Zean dan Lira melangkah masuk tanpa dicegat. Tak ada Pak Darman dengan peluit sakti dan catatan dosa pagi. Hanya gerimis sisa semalam yang masih menempel di paving, membuat udara terasa basah dan bau besi.
Zean melirik Lira. "seperti nya pak Darman sadar kalau dia bukan NPC.”
Lira mengangkat alis. “Atau dia bosen liat muka kamu tiap hari.”
Mereka masuk tanpa pemeriksaan. Kantin yang biasanya sudah hidup sejak matahari naik, kini hanya menebar aroma minyak goreng bekas dan rolling door yang menggantung setengah. Halaman sekolah tidak seperti biasanya,tak ada tawa, tak ada yang duduk di tangga sambil pura-pura baca buku, tak ada pasangan remaja yang adu diam karena salah paham soal status WA.

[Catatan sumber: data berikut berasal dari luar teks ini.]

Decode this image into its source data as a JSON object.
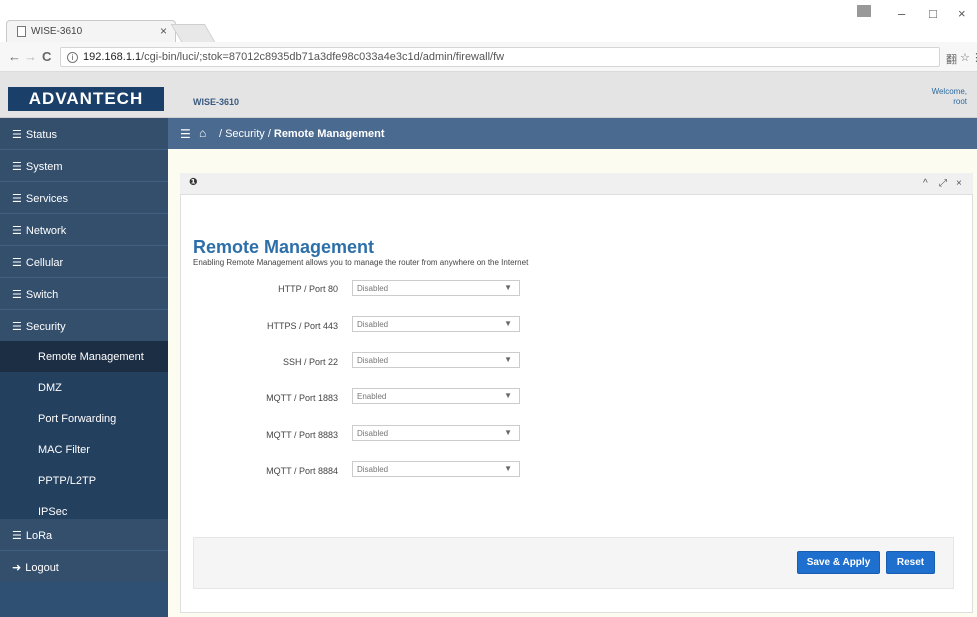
{
  "browser": {
    "tab_title": "WISE-3610",
    "tab_close": "×",
    "url_host": "192.168.1.1",
    "url_path": "/cgi-bin/luci/;stok=87012c8935db71a3dfe98c033a4e3c1d/admin/firewall/fw",
    "back": "←",
    "forward": "→",
    "reload": "C",
    "info": "i",
    "minimize": "–",
    "maximize": "□",
    "close": "×",
    "translate_icon": "翻",
    "star_icon": "☆",
    "menu_icon": "⋮"
  },
  "header": {
    "logo": "ADVANTECH",
    "device": "WISE-3610",
    "welcome_line1": "Welcome,",
    "welcome_line2": "root"
  },
  "sidebar": {
    "items": [
      {
        "label": "Status"
      },
      {
        "label": "System"
      },
      {
        "label": "Services"
      },
      {
        "label": "Network"
      },
      {
        "label": "Cellular"
      },
      {
        "label": "Switch"
      },
      {
        "label": "Security"
      },
      {
        "label": "Remote Management"
      },
      {
        "label": "DMZ"
      },
      {
        "label": "Port Forwarding"
      },
      {
        "label": "MAC Filter"
      },
      {
        "label": "PPTP/L2TP"
      },
      {
        "label": "IPSec"
      },
      {
        "label": "LoRa"
      },
      {
        "label": "Logout"
      }
    ]
  },
  "breadcrumb": {
    "sep": "/",
    "section": "Security",
    "page": "Remote Management"
  },
  "panel": {
    "info_icon": "i",
    "collapse_icon": "^",
    "expand_icon": "⤢",
    "close_icon": "×"
  },
  "main": {
    "title": "Remote Management",
    "description": "Enabling Remote Management allows you to manage the router from anywhere on the Internet",
    "fields": [
      {
        "label": "HTTP / Port 80",
        "value": "Disabled"
      },
      {
        "label": "HTTPS / Port 443",
        "value": "Disabled"
      },
      {
        "label": "SSH / Port 22",
        "value": "Disabled"
      },
      {
        "label": "MQTT / Port 1883",
        "value": "Enabled"
      },
      {
        "label": "MQTT / Port 8883",
        "value": "Disabled"
      },
      {
        "label": "MQTT / Port 8884",
        "value": "Disabled"
      }
    ],
    "save_label": "Save & Apply",
    "reset_label": "Reset"
  },
  "colors": {
    "brand": "#1a3f68",
    "sidebar": "#2f4f73",
    "crumbbar": "#4b6a8f",
    "title": "#2d6fa9",
    "button": "#1f6fcf"
  }
}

Beberapa siswa berjalan cepat, sebagian pakai masker, beberapa batuk pelan sambil menunduk. Suasana seperti ruang tunggu rumah sakit, bukan sekolah.
Di dinding lorong, selebaran baru tertempel dengan huruf besar yang mencolok:
“WASPADA: DEMAM MISTERIUS!
Segera lapor jika mengalami gejala berikut:
– Demam tinggi
– Mual
– Kehilangan orientasi
– Agresi mendadak”
Zean berhenti membaca. “Kayak daftar efek samping obat gagal.”
Lira memandangi selebaran lebih lama. “Atau kayak habis ngerjain tugas kelompok sendirian.”
__
“Kalau istirahat nanti kamu duluan ke kantin, ya,” kata Zean. “Biar aku bisa ambil tempat duduk favorit.”
“Yang deket kipas tapi jauh dari tanggung jawab?”
“Persis.”
Lira hanya mengangguk dan masuk ke kelas. Zean juga melangkah ke kelasnya sendiri.
Tidak ada yang mencolok. Tidak ada alarm. Tapi semuanya terasa... sedikit bergeser. Seperti ada bagian kecil dari dunia yang mulai tidak pas, dan semua orang pura-pura tidak melihatnya.
Zean duduk di bangkunya, dekat jendela. Tempat paling strategis untuk melamun tanpa terlalu mencolok. Di sekitarnya, beberapa teman sekelasnya masuk satu per satu,lebih pelan dari biasanya, lebih diam.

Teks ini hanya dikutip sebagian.